Deep Learning in Cloud

A cost-focused comparison of cloud GPU options for deep learning across AWS, Paperspace, Colab, and Google Cloud preemptible machines.

Free baseline
Colab T4
Best value
T4 $0.35/hr
High-end
V100 $0.80/hr
Tradeoff
Preemptible

Cheap but High Quality

Google Colab is a free platform that provides GPUs for training. It is excellent for experiments, but not ideal for larger models such as BigGANs or large language models. The annoying part is always moving checkpoints to Google Drive and restoring them when the runtime disappears.

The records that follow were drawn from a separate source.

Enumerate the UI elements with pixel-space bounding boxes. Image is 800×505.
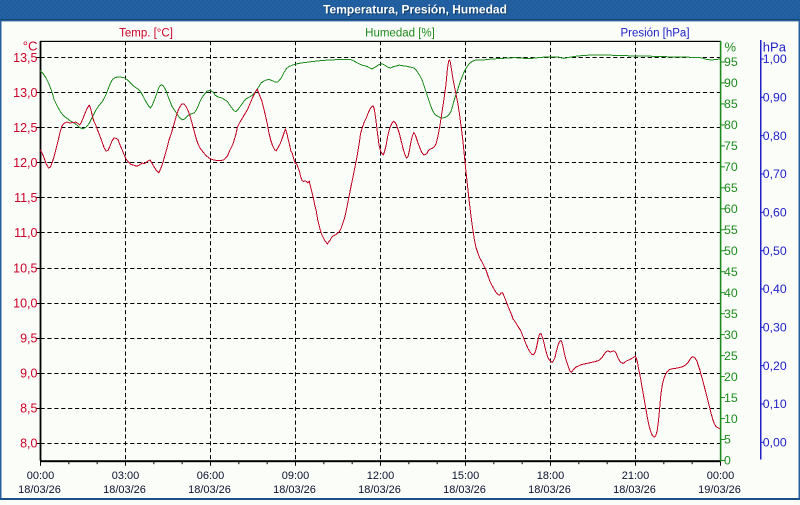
- svg-text:13,5: 13,5: [13, 51, 37, 65]
- svg-text:60: 60: [724, 202, 738, 216]
- svg-text:0,70: 0,70: [763, 167, 787, 181]
- svg-text:30: 30: [724, 328, 738, 342]
- svg-text:0,00: 0,00: [763, 436, 787, 450]
- svg-text:0,50: 0,50: [763, 244, 787, 258]
- svg-text:35: 35: [724, 307, 738, 321]
- svg-text:9,5: 9,5: [20, 331, 37, 345]
- svg-text:95: 95: [724, 55, 738, 69]
- svg-text:11,5: 11,5: [14, 191, 37, 205]
- svg-text:12:00: 12:00: [367, 470, 395, 482]
- svg-text:Humedad [%]: Humedad [%]: [365, 28, 435, 40]
- svg-text:18:00: 18:00: [537, 470, 565, 482]
- svg-text:50: 50: [724, 244, 738, 258]
- svg-text:25: 25: [724, 349, 738, 363]
- svg-text:06:00: 06:00: [197, 470, 225, 482]
- svg-text:18/03/26: 18/03/26: [358, 484, 401, 496]
- svg-text:21:00: 21:00: [622, 470, 650, 482]
- svg-text:Presión [hPa]: Presión [hPa]: [620, 28, 689, 40]
- svg-text:0,20: 0,20: [763, 359, 787, 373]
- svg-text:65: 65: [724, 181, 738, 195]
- svg-text:0,40: 0,40: [763, 282, 787, 296]
- svg-text:12,0: 12,0: [13, 156, 37, 170]
- svg-text:09:00: 09:00: [282, 470, 310, 482]
- svg-text:8,0: 8,0: [20, 437, 37, 451]
- svg-text:80: 80: [724, 118, 738, 132]
- svg-text:13,0: 13,0: [13, 86, 37, 100]
- svg-text:10,0: 10,0: [13, 296, 37, 310]
- svg-text:90: 90: [724, 76, 738, 90]
- svg-text:85: 85: [724, 97, 738, 111]
- svg-text:Temp. [°C]: Temp. [°C]: [119, 28, 173, 40]
- svg-text:18/03/26: 18/03/26: [18, 484, 61, 496]
- svg-text:03:00: 03:00: [112, 470, 140, 482]
- svg-text:12,5: 12,5: [13, 121, 37, 135]
- svg-text:Temperatura, Presión, Humedad: Temperatura, Presión, Humedad: [323, 2, 507, 16]
- svg-text:15: 15: [724, 391, 738, 405]
- svg-text:0,90: 0,90: [763, 91, 787, 105]
- svg-text:75: 75: [724, 139, 738, 153]
- svg-text:%: %: [725, 40, 737, 55]
- svg-text:10: 10: [724, 412, 738, 426]
- svg-text:10,5: 10,5: [13, 261, 37, 275]
- svg-text:0,80: 0,80: [763, 129, 787, 143]
- svg-text:70: 70: [724, 160, 738, 174]
- svg-text:18/03/26: 18/03/26: [613, 484, 656, 496]
- svg-text:55: 55: [724, 223, 738, 237]
- svg-text:0,60: 0,60: [763, 206, 787, 220]
- svg-text:00:00: 00:00: [27, 470, 55, 482]
- svg-text:45: 45: [724, 265, 738, 279]
- svg-text:5: 5: [724, 433, 731, 447]
- svg-text:11,0: 11,0: [14, 226, 37, 240]
- svg-text:0,30: 0,30: [763, 321, 787, 335]
- svg-text:00:00: 00:00: [707, 470, 735, 482]
- svg-text:18/03/26: 18/03/26: [273, 484, 316, 496]
- svg-text:0: 0: [724, 454, 731, 468]
- svg-text:18/03/26: 18/03/26: [443, 484, 486, 496]
- svg-text:15:00: 15:00: [452, 470, 480, 482]
- svg-text:18/03/26: 18/03/26: [103, 484, 146, 496]
- svg-text:18/03/26: 18/03/26: [528, 484, 571, 496]
- svg-text:19/03/26: 19/03/26: [698, 484, 741, 496]
- svg-text:0,10: 0,10: [763, 397, 787, 411]
- svg-text:8,5: 8,5: [20, 402, 37, 416]
- svg-text:40: 40: [724, 286, 738, 300]
- svg-text:18/03/26: 18/03/26: [188, 484, 231, 496]
- svg-text:9,0: 9,0: [20, 367, 37, 381]
- svg-text:1,00: 1,00: [763, 52, 787, 66]
- svg-text:20: 20: [724, 370, 738, 384]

I had a GTX 1060 laptop, which was fine for prototyping models and training scripts. Once the scripts were ready, though, the laptop was not enough for bigger runs. That pushed me to compare cloud GPU options.

Amazon Web Services (AWS)

AWS was the obvious first place to look because it had the trust, maturity, and breadth of services. The problem was pricing. For the kind of training I wanted to do, GPU cost mattered more than the surrounding cloud ecosystem.

A p2.xlarge was about $0.90/hour, but K80 GPUs were weak for modern deep learning. A p3.2xlarge with V100 was around $3.00/hour, or roughly $1.20/hour as a spot instance.

Paperspace

My search continued because some models needed less compute than a V100, and even $1.20/hour was still expensive for hobby use.

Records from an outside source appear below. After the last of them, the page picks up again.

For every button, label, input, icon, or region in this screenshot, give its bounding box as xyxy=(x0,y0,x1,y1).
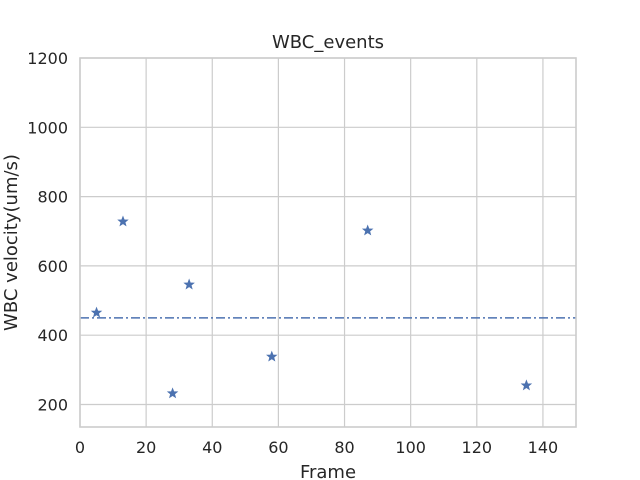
x-tick-label: 100 xyxy=(395,438,426,457)
data-point xyxy=(520,379,533,391)
chart-title: WBC_events xyxy=(272,32,384,53)
x-tick-label: 20 xyxy=(136,438,156,457)
data-point xyxy=(183,278,195,290)
grid xyxy=(79,57,576,427)
x-tick-labels: 0 20 40 60 80 100 120 140 xyxy=(75,438,558,457)
x-axis-label: Frame xyxy=(300,462,356,480)
data-point xyxy=(266,350,278,362)
x-tick-label: 120 xyxy=(462,438,493,457)
plot-frame xyxy=(79,57,577,428)
x-tick-label: 60 xyxy=(268,438,288,457)
y-tick-label: 200 xyxy=(37,395,68,414)
x-tick-label: 140 xyxy=(528,438,559,457)
data-point xyxy=(166,387,179,399)
y-tick-label: 1000 xyxy=(27,118,68,137)
y-tick-label: 800 xyxy=(37,188,68,207)
y-tick-labels: 200 400 600 800 1000 1200 xyxy=(27,49,68,414)
data-point xyxy=(90,306,103,318)
data-points xyxy=(90,215,533,399)
data-point xyxy=(361,224,374,236)
data-point xyxy=(117,215,129,227)
y-tick-label: 400 xyxy=(37,326,68,345)
x-tick-label: 80 xyxy=(334,438,354,457)
y-tick-label: 1200 xyxy=(27,49,68,68)
x-tick-label: 40 xyxy=(202,438,222,457)
y-axis-label: WBC velocity(um/s) xyxy=(1,154,22,331)
x-tick-label: 0 xyxy=(75,438,85,457)
y-tick-label: 600 xyxy=(37,257,68,276)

Paperspace had lower-end GPUs at better prices: P4000 near desktop GTX 1070 performance for about $0.51/hour, P5000 around $0.78/hour, P6000 around $1.10/hour, and V100 around $2.30/hour.

I used Paperspace for a while, but the upfront storage cost was a drag because I only needed a few hours of training in a typical month. That kept the search going.

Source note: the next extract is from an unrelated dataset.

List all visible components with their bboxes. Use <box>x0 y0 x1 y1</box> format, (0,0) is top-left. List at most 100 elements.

Google Cloud Platform (GCP)

Google Cloud was compelling because the preemptible prices were low enough for hobby deep learning work. A T4 at around $0.35/hour and a V100 at around $0.80/hour changed the economics.

The other useful difference from Colab was persistence. Preemptible machines can still shut down, but the machine data stays intact. As long as you save checkpoints regularly, interruption is annoying rather than destructive.

Platform GPU / machine Approx. price at the time My note
AWS p2.xlarge / K80 $0.90/hour Cheap, but weak for deep learning.
AWS p3.2xlarge / V100 $3.00/hour Powerful, but expensive.
AWS Spot p3.2xlarge / V100 $1.20/hour Better, but still high for hobby use.
Paperspace P4000 $0.51/hour Close to desktop GTX 1070 performance.
Paperspace P5000 / P6000 $0.78-$1.10/hour Good mid-range options without spot pricing.
Google Cloud T4 preemptible $0.35/hour The most attractive value for my workload.
Google Cloud V100 preemptible $0.80/hour High-end compute at a much lower price.

Key Takeaway

Google Cloud offered the best cost/performance story for this workload at the time, especially with preemptible instances. Colab remained the easiest free baseline, but preemptible GCP machines made longer or heavier experiments more practical.